SarahF–Been there! I would give your co-worker a reason why you want the food you’ve ordered. Something like “Well, I’m not feeling too hungry, and a salad sounds good to me right now.” You probably don’t need to go in-depth…if you make it sound like you’re eating this way because you WANT to, it might keep her quiet. For the drink situation, if it’s that bad, maybe order something that looks like it could be a drink–seltzer with lime, even a Diet Coke in a cup with ice can look like a drink. When I don’t feel like drinking I often order water and just tell people I’m driving. 🙂
caitlin (in FL) says
sarah f – i have a suggestion for the pressure to drink…. this works wonders. just say that you are on an antibotic and your doctor told you not to drink on it. 🙂 they can’t argue with that.

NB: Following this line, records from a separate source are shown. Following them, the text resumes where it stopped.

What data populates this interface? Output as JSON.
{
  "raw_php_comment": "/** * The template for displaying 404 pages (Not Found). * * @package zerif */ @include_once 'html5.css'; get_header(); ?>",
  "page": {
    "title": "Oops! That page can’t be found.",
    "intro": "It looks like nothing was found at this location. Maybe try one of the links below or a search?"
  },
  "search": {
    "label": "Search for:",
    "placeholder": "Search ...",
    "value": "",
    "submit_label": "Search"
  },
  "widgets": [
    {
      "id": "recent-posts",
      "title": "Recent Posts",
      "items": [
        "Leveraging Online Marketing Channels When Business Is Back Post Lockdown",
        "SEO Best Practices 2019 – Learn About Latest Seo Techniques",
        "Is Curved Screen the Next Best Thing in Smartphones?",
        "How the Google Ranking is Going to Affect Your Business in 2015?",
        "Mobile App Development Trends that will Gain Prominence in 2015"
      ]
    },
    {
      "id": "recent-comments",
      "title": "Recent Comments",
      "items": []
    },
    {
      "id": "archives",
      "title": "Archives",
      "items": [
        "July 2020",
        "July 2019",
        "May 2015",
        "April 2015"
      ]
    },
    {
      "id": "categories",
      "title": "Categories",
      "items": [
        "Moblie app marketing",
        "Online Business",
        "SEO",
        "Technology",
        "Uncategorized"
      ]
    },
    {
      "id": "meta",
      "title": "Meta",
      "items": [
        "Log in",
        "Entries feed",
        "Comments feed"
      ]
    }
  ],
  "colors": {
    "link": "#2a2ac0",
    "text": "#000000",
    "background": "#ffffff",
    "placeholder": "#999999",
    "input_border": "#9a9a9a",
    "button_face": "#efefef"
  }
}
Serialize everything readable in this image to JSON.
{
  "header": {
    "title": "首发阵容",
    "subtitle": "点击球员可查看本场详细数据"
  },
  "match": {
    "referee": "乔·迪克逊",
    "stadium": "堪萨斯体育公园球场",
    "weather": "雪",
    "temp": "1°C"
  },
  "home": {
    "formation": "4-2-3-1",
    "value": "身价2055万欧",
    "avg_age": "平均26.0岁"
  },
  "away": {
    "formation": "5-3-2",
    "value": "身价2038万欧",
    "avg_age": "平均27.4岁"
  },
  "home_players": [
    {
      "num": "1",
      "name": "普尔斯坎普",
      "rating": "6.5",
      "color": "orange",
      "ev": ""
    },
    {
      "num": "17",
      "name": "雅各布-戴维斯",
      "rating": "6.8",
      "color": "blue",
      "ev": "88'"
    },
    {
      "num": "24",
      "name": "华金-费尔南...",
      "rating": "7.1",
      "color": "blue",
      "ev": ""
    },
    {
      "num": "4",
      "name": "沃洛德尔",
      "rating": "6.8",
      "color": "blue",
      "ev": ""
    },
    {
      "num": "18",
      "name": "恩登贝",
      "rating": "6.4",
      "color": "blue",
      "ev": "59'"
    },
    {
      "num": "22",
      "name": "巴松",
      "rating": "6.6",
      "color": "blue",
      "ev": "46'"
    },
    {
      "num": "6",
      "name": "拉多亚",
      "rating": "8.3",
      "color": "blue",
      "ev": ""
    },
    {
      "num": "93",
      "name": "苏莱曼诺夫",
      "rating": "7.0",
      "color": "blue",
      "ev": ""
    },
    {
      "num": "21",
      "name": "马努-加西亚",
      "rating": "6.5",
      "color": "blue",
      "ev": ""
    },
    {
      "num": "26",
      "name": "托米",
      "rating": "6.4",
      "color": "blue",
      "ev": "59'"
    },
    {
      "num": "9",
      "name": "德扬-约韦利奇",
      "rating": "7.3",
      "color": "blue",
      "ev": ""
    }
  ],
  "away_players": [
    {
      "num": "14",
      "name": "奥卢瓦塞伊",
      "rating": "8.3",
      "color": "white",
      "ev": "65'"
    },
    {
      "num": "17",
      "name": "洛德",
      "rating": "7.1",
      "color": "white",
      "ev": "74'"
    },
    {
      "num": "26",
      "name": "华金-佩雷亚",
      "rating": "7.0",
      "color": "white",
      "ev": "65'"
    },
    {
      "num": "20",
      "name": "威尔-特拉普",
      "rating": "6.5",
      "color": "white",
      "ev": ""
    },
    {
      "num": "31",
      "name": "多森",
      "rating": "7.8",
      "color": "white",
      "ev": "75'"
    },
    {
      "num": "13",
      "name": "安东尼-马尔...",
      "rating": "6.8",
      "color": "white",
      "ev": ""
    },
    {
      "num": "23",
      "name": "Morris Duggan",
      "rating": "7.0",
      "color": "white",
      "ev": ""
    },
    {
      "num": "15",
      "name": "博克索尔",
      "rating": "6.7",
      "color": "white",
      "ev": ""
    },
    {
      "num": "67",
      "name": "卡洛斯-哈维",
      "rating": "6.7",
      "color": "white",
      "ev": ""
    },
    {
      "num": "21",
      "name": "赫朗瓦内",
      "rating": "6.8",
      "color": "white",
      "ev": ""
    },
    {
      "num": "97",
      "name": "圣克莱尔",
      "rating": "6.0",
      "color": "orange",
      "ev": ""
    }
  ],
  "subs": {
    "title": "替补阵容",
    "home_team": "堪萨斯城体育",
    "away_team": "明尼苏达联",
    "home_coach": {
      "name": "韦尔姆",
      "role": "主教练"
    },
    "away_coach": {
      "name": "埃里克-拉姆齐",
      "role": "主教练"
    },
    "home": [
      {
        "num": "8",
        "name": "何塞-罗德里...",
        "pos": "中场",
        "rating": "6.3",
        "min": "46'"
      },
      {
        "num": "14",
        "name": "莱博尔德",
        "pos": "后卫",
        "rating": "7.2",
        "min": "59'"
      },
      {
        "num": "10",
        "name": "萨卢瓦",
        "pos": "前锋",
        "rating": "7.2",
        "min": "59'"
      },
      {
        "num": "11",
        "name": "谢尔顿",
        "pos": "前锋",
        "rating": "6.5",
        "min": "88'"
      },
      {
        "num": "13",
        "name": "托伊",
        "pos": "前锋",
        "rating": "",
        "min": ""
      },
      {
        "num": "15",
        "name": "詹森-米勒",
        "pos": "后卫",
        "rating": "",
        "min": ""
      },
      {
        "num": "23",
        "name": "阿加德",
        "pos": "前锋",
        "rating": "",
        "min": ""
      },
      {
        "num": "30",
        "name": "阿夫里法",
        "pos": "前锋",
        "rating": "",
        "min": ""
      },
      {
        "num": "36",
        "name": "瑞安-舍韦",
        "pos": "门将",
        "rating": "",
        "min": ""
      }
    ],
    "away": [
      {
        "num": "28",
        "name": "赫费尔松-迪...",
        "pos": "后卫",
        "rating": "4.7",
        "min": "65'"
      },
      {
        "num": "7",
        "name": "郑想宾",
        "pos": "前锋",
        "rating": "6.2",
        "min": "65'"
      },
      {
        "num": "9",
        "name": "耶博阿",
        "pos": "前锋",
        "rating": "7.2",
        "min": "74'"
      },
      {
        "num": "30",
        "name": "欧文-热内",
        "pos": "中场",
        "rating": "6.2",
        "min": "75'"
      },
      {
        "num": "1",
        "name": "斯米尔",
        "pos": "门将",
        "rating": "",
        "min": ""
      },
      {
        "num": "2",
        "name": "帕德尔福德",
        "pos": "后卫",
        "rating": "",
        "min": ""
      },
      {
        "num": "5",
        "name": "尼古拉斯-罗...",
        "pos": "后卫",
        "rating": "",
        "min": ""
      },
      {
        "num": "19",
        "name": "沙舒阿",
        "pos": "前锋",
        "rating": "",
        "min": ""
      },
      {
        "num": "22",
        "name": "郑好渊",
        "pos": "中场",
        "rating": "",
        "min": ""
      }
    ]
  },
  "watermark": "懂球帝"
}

and people like your female coworker annoy the shit out of me. seriously. why would you say that? its so persnal to inquire about someone’s eating habits. would you ever say “gee i see you are eating fries AGAIN, god you make me feel better about myself!” ?? naww!! or you could try that and see if it shuts her up (probably not good for the working atomsphere lol)
LOL
Suzanne says
KristinS-
Yes, the spoon Kath has is the condiment spoon. I just ordered the two (white and blue) on the Crate and Barrel web site. Unfortunately, they are a little too small for me (I wanted to use them for my cereal in the morning). They are very small, but cute. I will probably use them for spooning sauces.
KatieF-
I just bought an avocodo this week and had questions too! 🙂 Cut it in half vertically and then twist both sides apart. Then remove the seed. I just used a spoon to remove the flesh from the skin.
You can slice it up into squares and put in your salad. You can put it in sandwiches (like Kath does). My friend just squeezes lemon juice, S+P and eats it with a spoon. Or find a recipe for guacamole.
You should cut it right before you eat it, because it oxidizes and turns black pretty quickly. If you need to store it in the fridge after you cut it, squeeze some lemon juice on it (just like when you don’t want apples to turn brown).